| name | shell-conventions |
| description | Functional shell conventions for POSIX sh, bash, and zsh. Use when writing or editing shell scripts (.sh/.bash) or zsh config (.zsh, prompts, hooks, completions, aliases). |
Shell Conventions
One root — predictability: the same construct chosen every time, so a script's behavior is legible from its text and a class of bugs never occurs.
Functional core, imperative shell is how we get there: logic expressed as pure functions, immutable values, and composition; side effects quarantined at the edges. Adhere to it wherever the dialect allows.
A file commits to one dialect, declared by its shebang — never mix them. Before writing, read the dialect's file; it holds the concrete syntax that realizes the tenets below:
- posix.md — portable scripts (
#!/usr/bin/env sh)
- bash.md — bash scripts
- zsh.md — zsh scripts and interactive config (prompts, hooks, completions)
When a choice between forms is otherwise arbitrary, pick the one written here.
The functional paradigm (all shells)
Pure functions
A function is pure when it reads only its arguments and writes only its return channel — no global read or written, no file touched, no environment mutated. Same inputs, same output, every time.
- Return scalars on stdout; return collections by the dialect's indirection. Reserve the exit status for success/failure, not data.
- Pass every input explicitly. A function that reads
$VERBOSE from the environment is reading a global — make it an argument.
- A function that
cds, exports, writes a file, or calls exit is impure; push that work to the edges.
Immutability
- Declare a value once, never reassign:
readonly at top level, local -r in functions.
- Treat collections as values — a transform reads its input read-only and emits a fresh result rather than mutating in place.
First-class & higher-order functions
A function name is a first-class value: pass it as a string, invoke it through the variable ("$fn" "$@"). Functions that take or return functions — map, filter, reduce, compose — are the vocabulary. Reach for them before writing a bespoke loop; each dialect file gives the concrete implementation.
Composition
Build large transforms from small pure ones:
- Pipelines — the shell's native left-to-right composition, one process per stage. Prefer them when each stage streams.
- Nested calls — right-to-left composition for scalars:
f "$(g "$(h "$x")")".
- A named helper when a composition recurs (portable — command substitution and positional parameters only):
chain() {
local acc=$1; shift
for fn in "$@"; do
acc=$("$fn" "$acc")
done
printf '%s' "$acc"
}
Wrap a pipeline in a function to name the composition; it is itself pure if every stage is.
Recursion
For naturally recursive problems (tree walks, fold-style accumulation), recursion reads clearer than a state-mutating loop. Each call costs a stack frame and each $(...) a subshell fork, so loops still win for very deep iteration — recurse for clarity, not by default.
Effects at the edges
Side effects are unavoidable at the boundaries: I/O, processes, environment. Concentrate them.
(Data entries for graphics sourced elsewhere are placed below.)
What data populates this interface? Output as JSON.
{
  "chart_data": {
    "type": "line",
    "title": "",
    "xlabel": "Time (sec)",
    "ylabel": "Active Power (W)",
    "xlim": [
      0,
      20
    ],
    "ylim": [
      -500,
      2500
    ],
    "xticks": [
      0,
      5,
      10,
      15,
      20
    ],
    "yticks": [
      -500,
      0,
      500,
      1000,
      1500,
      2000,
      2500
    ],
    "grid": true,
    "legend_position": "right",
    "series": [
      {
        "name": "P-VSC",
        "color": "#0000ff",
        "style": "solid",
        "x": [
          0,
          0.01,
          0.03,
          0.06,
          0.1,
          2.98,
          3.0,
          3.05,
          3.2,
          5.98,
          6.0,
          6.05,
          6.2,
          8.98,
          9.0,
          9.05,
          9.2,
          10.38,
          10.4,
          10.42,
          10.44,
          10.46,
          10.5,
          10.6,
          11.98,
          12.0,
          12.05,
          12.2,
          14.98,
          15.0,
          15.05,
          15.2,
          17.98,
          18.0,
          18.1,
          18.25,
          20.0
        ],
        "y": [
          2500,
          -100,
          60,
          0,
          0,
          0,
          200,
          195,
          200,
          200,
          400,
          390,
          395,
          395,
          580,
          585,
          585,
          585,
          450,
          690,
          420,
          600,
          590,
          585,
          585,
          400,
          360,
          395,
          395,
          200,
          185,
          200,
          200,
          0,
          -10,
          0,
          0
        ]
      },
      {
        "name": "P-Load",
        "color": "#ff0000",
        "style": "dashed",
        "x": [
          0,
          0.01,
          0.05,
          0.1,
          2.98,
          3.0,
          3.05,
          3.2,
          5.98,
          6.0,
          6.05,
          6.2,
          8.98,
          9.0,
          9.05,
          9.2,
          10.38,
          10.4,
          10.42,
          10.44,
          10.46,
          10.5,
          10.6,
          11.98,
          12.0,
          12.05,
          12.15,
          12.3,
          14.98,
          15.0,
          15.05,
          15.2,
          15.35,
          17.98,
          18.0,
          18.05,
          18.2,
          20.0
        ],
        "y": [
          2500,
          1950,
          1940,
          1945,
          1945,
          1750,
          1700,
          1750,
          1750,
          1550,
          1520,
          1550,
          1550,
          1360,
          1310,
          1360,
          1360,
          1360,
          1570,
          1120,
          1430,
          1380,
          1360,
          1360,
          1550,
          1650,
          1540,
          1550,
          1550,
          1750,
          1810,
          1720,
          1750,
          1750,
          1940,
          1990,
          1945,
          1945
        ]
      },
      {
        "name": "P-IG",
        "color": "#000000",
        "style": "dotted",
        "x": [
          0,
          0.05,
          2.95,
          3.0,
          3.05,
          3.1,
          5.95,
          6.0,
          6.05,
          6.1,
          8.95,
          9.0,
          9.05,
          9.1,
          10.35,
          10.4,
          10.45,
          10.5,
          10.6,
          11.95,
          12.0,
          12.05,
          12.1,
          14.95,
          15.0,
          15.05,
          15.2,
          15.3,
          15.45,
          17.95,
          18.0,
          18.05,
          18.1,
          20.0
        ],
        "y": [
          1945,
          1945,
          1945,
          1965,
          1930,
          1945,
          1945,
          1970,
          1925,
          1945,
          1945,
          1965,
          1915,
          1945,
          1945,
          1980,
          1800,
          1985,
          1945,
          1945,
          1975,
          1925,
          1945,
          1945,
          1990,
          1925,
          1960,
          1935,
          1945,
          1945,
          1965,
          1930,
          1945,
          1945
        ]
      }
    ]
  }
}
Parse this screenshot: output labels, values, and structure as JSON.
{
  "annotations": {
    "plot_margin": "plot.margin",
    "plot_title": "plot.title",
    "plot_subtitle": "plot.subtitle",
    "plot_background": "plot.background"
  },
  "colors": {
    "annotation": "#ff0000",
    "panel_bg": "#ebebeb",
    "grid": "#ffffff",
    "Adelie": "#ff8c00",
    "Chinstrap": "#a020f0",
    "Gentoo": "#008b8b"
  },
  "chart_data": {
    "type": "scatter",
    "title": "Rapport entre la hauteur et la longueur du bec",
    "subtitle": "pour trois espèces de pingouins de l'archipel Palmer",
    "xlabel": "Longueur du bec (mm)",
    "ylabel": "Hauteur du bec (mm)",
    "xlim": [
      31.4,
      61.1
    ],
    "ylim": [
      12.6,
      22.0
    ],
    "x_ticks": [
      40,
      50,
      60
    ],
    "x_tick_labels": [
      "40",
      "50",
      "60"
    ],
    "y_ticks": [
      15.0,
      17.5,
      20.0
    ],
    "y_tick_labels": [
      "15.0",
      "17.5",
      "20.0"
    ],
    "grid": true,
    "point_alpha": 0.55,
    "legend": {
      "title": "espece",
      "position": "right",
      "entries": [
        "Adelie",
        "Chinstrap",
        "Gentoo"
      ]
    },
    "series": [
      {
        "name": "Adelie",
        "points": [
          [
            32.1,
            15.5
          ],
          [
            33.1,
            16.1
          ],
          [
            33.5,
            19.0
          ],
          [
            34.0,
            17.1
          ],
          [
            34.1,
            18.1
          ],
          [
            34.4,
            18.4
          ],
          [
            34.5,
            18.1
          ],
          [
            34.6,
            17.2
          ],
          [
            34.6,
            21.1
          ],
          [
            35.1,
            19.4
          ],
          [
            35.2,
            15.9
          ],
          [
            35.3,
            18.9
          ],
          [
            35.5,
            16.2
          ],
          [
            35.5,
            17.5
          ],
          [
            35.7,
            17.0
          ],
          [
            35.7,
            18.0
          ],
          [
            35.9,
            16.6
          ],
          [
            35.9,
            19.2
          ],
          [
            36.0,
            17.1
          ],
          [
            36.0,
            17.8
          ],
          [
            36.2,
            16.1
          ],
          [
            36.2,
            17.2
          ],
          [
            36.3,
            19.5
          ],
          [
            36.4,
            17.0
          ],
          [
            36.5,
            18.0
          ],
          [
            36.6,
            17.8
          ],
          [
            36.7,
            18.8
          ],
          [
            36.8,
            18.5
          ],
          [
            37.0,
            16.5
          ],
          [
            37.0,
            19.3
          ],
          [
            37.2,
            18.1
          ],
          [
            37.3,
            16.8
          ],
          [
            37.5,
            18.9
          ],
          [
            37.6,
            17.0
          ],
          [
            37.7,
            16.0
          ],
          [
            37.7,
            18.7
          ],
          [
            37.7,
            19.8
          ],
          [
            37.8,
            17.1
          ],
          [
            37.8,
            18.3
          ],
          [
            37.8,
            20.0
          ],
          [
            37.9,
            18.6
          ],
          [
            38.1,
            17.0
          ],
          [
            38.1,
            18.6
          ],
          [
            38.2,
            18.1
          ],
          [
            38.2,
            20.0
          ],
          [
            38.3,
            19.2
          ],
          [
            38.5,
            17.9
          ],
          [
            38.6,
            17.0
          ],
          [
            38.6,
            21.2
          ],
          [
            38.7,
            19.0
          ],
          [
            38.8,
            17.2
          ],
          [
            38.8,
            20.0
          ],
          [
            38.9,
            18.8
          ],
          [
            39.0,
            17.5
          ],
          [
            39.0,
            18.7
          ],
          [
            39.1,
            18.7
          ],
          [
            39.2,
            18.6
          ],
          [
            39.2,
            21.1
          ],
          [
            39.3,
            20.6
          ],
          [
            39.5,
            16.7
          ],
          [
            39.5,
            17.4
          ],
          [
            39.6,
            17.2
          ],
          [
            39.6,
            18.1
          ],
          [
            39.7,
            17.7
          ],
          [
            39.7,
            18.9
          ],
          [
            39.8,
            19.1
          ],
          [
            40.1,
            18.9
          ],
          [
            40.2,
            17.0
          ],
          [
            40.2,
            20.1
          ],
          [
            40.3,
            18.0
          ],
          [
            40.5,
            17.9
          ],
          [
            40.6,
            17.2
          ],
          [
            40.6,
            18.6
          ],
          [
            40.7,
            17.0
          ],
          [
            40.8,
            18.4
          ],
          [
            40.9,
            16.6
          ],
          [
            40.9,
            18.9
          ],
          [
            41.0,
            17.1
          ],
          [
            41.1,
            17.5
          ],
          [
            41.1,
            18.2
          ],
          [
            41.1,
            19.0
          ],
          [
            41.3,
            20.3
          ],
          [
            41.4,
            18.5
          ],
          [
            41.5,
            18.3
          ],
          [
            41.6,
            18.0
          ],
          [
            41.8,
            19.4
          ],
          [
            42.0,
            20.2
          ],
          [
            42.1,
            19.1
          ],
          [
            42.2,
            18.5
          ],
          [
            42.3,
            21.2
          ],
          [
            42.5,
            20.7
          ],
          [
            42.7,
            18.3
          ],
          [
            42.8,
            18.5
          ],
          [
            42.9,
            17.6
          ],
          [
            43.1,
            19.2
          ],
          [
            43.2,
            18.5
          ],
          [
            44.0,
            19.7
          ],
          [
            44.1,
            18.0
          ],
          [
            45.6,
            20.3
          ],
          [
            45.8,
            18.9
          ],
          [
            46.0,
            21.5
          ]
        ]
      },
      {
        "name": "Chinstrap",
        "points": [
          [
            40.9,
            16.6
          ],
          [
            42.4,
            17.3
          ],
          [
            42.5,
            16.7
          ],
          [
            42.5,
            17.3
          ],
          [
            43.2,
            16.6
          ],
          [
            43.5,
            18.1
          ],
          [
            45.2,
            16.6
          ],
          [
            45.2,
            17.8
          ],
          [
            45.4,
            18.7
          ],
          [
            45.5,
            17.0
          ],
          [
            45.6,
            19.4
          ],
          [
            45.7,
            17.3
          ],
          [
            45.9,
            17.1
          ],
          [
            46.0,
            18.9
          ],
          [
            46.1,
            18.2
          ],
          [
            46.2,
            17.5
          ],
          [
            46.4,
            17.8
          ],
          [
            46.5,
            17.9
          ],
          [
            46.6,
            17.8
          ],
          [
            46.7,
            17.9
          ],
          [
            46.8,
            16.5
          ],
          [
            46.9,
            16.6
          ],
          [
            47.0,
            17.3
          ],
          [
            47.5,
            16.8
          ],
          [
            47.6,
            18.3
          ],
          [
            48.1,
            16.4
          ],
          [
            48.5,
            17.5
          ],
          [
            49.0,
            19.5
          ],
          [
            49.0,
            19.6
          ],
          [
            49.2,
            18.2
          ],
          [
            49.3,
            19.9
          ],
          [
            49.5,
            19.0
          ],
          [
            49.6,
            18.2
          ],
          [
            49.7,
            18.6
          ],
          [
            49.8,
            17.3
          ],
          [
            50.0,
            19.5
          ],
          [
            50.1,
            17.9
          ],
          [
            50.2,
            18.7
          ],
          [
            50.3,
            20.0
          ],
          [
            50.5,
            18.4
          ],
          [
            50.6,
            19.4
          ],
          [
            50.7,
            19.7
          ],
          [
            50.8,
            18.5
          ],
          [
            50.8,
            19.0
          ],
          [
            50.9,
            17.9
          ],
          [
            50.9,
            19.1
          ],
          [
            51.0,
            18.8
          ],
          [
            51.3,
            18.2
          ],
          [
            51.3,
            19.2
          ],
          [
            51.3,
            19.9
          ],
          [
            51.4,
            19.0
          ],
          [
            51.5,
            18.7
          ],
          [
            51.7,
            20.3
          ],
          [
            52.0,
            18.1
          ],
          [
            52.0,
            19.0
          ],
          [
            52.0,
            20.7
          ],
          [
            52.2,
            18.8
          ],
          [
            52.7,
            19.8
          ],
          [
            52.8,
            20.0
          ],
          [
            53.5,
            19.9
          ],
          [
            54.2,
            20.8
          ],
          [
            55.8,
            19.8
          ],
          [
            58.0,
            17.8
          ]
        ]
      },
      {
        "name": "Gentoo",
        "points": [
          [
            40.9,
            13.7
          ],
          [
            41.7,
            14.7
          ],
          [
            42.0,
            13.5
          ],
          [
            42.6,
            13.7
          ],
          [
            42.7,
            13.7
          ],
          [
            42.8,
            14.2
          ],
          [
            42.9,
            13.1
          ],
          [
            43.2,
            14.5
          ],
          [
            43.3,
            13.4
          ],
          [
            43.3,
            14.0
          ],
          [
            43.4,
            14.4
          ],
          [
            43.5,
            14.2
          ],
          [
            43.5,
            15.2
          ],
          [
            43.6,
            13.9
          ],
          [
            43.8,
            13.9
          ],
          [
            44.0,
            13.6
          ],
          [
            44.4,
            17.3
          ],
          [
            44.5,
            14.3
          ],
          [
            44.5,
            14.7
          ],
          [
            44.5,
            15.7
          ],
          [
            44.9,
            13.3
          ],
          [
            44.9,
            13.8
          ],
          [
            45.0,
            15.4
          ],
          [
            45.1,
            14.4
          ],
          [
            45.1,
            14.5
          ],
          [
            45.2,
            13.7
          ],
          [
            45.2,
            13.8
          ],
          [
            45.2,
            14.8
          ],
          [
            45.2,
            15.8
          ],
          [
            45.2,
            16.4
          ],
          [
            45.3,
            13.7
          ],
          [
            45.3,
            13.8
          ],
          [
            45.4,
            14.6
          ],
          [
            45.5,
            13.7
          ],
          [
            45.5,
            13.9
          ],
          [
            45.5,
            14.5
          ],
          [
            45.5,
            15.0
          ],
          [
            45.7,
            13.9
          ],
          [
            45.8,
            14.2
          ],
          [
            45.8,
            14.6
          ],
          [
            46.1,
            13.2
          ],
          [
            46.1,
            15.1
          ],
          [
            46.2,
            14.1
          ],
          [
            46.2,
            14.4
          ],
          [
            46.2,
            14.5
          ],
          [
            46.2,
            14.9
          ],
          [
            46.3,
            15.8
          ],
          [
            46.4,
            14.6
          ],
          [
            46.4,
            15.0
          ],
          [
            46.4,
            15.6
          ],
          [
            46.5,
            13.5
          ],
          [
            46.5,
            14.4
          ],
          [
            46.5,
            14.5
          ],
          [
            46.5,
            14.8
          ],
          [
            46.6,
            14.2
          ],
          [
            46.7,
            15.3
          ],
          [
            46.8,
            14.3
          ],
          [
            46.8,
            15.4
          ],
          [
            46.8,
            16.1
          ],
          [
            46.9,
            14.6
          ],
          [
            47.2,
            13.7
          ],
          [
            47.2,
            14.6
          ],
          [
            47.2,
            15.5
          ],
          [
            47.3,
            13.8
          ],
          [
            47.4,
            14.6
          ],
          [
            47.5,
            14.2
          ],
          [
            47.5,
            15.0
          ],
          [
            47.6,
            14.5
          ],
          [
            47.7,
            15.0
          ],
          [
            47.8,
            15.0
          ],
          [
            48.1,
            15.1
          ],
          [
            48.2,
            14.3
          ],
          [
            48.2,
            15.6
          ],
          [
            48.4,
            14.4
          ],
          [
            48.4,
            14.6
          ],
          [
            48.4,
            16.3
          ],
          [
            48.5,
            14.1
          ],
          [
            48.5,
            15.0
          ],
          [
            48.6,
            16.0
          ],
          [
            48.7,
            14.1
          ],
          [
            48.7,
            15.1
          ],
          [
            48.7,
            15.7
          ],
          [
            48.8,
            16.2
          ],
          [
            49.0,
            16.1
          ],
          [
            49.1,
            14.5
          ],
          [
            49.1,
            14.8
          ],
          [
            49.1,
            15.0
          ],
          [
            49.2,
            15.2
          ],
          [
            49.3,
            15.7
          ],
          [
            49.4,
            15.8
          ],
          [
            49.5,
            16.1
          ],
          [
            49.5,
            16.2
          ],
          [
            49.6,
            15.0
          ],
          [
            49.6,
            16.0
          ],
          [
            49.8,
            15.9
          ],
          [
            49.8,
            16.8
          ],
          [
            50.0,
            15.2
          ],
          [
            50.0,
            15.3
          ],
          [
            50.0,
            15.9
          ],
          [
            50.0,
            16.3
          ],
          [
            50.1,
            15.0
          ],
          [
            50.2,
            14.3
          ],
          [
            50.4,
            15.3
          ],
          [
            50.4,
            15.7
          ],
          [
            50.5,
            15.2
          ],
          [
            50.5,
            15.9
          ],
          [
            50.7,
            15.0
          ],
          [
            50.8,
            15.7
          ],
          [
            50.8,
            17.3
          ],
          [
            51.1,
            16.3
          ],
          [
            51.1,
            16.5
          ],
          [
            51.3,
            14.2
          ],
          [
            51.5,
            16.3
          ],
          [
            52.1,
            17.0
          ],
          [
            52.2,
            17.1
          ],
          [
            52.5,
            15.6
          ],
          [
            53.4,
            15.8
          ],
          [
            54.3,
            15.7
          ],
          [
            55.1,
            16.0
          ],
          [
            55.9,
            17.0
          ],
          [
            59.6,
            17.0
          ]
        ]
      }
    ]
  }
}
main and a thin layer of I/O wrappers carry every read, write, cd, exec, export, and trap. The pure core never sees them.
- Contain an unavoidable
cd in a subshell: ( cd -- "$dir" && cmd ) does not change the caller's working directory.
- A function passed a tempfile path stays pure; one that creates the tempfile does not.
Common rules (all shells)
- Safety over brevity. Strict mode on every script, quoting on every expansion,
local on every variable. Verbosity that prevents a class of bugs is cheaper than the bug. (Strict-mode syntax is in each dialect file.)
- Quote every expansion:
"$var", "$(cmd)", and "${array[@]}" where arrays exist. Single-quote literals containing $, backticks, or backslashes to opt out of expansion entirely.
-- before variable arguments to commands that accept flags: rm -- "$file", cd -- "$dir".
printf '%s\n' "$x" over echo "$x". echo interprets -e/-n/backslashes inconsistently across shells and versions.
- Errors to stderr:
printf '%s\n' "msg" >&2.
- Never
eval — it breaks referential transparency and invites injection. Use the dialect's indirection instead.
- Naming.
snake_case for functions and variables; UPPER_SNAKE_CASE for exported variables and readonly constants. Function names are verbs (build_index, parse_args); predicates start with is_/has_ and return via exit status; array variables are plural (files, users). One-letter names only inside tight numeric loops (i, j).
- Formatting. Indent with tabs. Multi-line bodies for every
if, for, while; never write the body on the header line. One blank line between top-level functions. Break long pipelines and commands with \ continuations, the continuation indented one tab past the header.
Done means
Sweep every line you wrote or touched: strict mode present, every expansion quoted, every function variable local, -- before variable arguments, effects only at the edges, the dialect file's rules applied. Every touched line — not most.